If you joined plans with particular insurance companies without much thought (maybe you joined as many as you could when you opened, or joined the same plans as the previous owner when you took over) there are ways to maximize the value dental insurance provides for your practice. But you need to be aware of the payer environment, because it’s changed.
As part of your efforts to negotiate with insurance companies, the ADA recommends understanding any competitive advantages you have, like unique access. However, it’s very unlikely you have a unique-access advantage. 1 in 4 providers are in 14 of the 15 largest dental networks in the US. Claims data validates that 72% of providers participated in 6 or more networks.
A massive increase in network size has changed the game.
What caused this increase in network size? First, the prevalence of dental benefits.

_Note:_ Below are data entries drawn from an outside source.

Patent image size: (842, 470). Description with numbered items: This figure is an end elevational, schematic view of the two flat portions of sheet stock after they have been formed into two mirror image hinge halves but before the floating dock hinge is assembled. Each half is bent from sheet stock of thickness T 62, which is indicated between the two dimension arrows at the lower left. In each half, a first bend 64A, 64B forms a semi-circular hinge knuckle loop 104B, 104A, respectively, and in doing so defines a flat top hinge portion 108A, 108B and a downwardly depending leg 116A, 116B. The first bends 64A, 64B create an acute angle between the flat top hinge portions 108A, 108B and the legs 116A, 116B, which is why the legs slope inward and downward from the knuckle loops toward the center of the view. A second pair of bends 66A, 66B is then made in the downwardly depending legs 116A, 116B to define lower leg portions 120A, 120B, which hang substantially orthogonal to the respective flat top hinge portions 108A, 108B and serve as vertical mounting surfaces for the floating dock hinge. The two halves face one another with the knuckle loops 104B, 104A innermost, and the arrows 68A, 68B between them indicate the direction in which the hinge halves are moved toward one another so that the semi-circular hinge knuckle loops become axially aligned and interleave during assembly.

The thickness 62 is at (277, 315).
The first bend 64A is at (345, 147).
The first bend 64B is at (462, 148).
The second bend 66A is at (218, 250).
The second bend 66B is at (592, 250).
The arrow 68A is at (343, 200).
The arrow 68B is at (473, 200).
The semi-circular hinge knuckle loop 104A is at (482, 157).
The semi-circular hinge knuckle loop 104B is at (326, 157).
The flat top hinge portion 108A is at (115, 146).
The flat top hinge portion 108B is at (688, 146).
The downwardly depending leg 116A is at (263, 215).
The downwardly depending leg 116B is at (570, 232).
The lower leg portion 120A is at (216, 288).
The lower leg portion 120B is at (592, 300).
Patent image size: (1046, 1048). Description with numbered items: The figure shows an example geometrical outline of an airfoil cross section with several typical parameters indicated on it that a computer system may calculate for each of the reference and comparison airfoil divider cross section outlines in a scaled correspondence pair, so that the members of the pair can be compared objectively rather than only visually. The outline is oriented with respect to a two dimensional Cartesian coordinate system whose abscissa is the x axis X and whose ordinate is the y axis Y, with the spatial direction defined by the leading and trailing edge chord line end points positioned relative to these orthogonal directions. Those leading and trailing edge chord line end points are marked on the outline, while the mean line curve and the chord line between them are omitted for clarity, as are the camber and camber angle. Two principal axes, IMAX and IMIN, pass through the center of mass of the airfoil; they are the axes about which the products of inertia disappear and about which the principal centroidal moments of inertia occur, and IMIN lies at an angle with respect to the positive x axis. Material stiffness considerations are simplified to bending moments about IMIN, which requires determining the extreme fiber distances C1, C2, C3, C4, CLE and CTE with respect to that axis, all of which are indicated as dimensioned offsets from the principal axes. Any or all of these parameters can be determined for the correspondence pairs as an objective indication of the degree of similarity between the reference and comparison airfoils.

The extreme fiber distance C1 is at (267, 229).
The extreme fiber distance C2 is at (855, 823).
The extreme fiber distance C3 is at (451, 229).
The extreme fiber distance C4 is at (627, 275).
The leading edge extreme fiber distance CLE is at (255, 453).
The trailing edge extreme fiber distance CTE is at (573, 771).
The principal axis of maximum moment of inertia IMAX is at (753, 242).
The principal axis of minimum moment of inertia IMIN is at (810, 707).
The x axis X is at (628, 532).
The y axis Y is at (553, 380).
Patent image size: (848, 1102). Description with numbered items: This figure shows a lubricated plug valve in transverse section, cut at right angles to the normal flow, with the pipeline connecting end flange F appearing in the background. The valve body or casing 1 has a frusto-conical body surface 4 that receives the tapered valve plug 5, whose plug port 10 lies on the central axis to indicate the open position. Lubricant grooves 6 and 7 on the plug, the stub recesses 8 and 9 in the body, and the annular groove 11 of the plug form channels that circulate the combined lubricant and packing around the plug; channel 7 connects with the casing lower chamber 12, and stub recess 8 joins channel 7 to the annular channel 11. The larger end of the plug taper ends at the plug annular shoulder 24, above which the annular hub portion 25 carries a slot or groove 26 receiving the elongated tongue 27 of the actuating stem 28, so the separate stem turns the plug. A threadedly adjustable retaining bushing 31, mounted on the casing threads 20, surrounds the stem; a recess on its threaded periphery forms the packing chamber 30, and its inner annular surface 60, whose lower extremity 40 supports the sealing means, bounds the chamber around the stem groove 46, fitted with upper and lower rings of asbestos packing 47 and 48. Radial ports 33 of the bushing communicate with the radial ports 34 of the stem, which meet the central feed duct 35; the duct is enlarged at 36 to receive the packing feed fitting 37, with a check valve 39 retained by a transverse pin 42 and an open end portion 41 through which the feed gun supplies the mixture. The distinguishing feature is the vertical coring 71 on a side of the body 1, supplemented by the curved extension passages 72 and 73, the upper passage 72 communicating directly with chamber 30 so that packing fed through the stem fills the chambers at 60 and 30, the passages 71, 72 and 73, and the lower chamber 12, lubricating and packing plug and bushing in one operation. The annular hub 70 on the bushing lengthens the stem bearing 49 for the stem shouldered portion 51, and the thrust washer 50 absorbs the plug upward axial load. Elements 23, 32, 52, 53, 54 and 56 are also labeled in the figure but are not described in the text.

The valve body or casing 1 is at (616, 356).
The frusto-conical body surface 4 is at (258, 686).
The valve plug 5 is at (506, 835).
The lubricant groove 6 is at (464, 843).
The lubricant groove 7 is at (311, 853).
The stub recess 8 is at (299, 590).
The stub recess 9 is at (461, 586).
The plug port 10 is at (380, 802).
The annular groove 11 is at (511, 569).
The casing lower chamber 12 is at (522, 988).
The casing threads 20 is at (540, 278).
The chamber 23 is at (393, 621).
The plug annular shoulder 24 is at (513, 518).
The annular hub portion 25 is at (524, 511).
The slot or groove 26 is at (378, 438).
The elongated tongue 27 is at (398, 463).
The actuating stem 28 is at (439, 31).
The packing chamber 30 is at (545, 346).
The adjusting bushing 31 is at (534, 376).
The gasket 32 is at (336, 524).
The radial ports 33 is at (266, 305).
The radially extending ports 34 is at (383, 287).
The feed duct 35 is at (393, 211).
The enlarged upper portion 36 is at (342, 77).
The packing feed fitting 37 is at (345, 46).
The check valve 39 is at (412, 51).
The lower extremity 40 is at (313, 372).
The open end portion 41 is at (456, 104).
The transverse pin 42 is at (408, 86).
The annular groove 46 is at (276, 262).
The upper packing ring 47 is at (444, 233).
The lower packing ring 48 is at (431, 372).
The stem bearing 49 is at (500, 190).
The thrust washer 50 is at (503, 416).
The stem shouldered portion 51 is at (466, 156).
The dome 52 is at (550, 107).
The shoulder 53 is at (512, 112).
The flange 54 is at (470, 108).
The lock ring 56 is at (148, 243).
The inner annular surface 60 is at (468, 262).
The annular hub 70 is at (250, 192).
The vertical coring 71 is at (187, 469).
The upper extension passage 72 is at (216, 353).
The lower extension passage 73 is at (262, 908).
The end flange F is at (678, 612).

People with a dental benefit (over 80% of Americans) are 2.5 times more likely to visit the dentist. The second cause of the giant growth is network leasing.
What is network leasing?
In what’s become a very effective tactic to lower claims costs while expanding the size of their provider networks, insurance companies started sharing—or “leasing”—their networks with each other. Network leasing is the process of offering access to in-network providers of one network to another.
Here’s a simple example.
- Provider Dr. Jane Doe is in-network with insurance company A (and not with insurance company B).
- Insurance company B agrees to a network-sharing agreement with insurance company A.
- Dr. Doe is shared, and considered in-network with A and B.
- Dr. Doe would be reimbursed based on the fee schedule A for members of insurance company B.
Network leasing has become commonplace as 11 of the top 15 dental networks now have 4 or more network leasing partners. The resulting influx of providers to networks has also eased pressure on networks to raise rates.
Networks are paying stagnant or declining rates.
With the reduced pressure to raise rates, the rates are stagnating or declining. Delta Dental hasn’t raised its rates in Texas since at least 2010. With the cost to deliver care increasing, this hurts. Further, to effectively reduce reimbursement rates, Delta Dental amended its contracting options, no longer allowing providers to choose Premier only.
And as previously mentioned, network leasing agreements allow payers to leverage fee schedules from partner networks to reduce rates. Morgan Stanley published a survey indicating reimbursement rates had fallen 6.7% for solo practitioners between 2017 and 2018, and were forecasted to decrease by 8.7% from 2018 to 2019.
Being on the directory is not enough.
Let’s search for a dentist online. If you practice in Irving, Texas, pick an insurance company and look for yourself. An example insurance company returned the following results (20 records per page) in the search radius:
- 14 doctors from a corporate dental group at 1 location
- 3 doctors from a corporate dental group at 1 location
- 2 doctors practicing at a single private practice
- 1 private practice provider at his own facility
The search results returned only four provider offices to choose from on the first page. We affectionately refer to this as directory “stuffing”—the practice of groups to credential each employed provider at each location to capitalize on directory searches. While effective for the group, this results in a more trying experience for patients shopping for a provider, and buries private practices between hundreds of duplicated providers.
The bottom line is, with the proliferation of doctors in-network, being in the directory alone isn’t enough to attract and retain patients.
What You Should Do
- Look at your participation more strategically. Consider all your options. When you joined plans, was Zelis an option? Have you heard from reps at AlwaysCare or Argus? There are new carriers making inroads in the state.
- Achieve network alignment with your market. Have you reviewed your office fees? Don’t use fee surveys to set your fees! Use the same industry standard database the insurance companies use that represents 75% of all dental claims in the country from Fair Health. Further, incorporate demographic information to sharpen your decision making.
- Identify which insurance companies are most prevalent in your market. This is accomplished through understanding key employers dental benefit plans. How many of your patients come from those companies and plans?
- Pursue the best possible reimbursements. This can be achieved either through direct negotiations with payers, or by optimizing the way in which you participate through network leased agreements.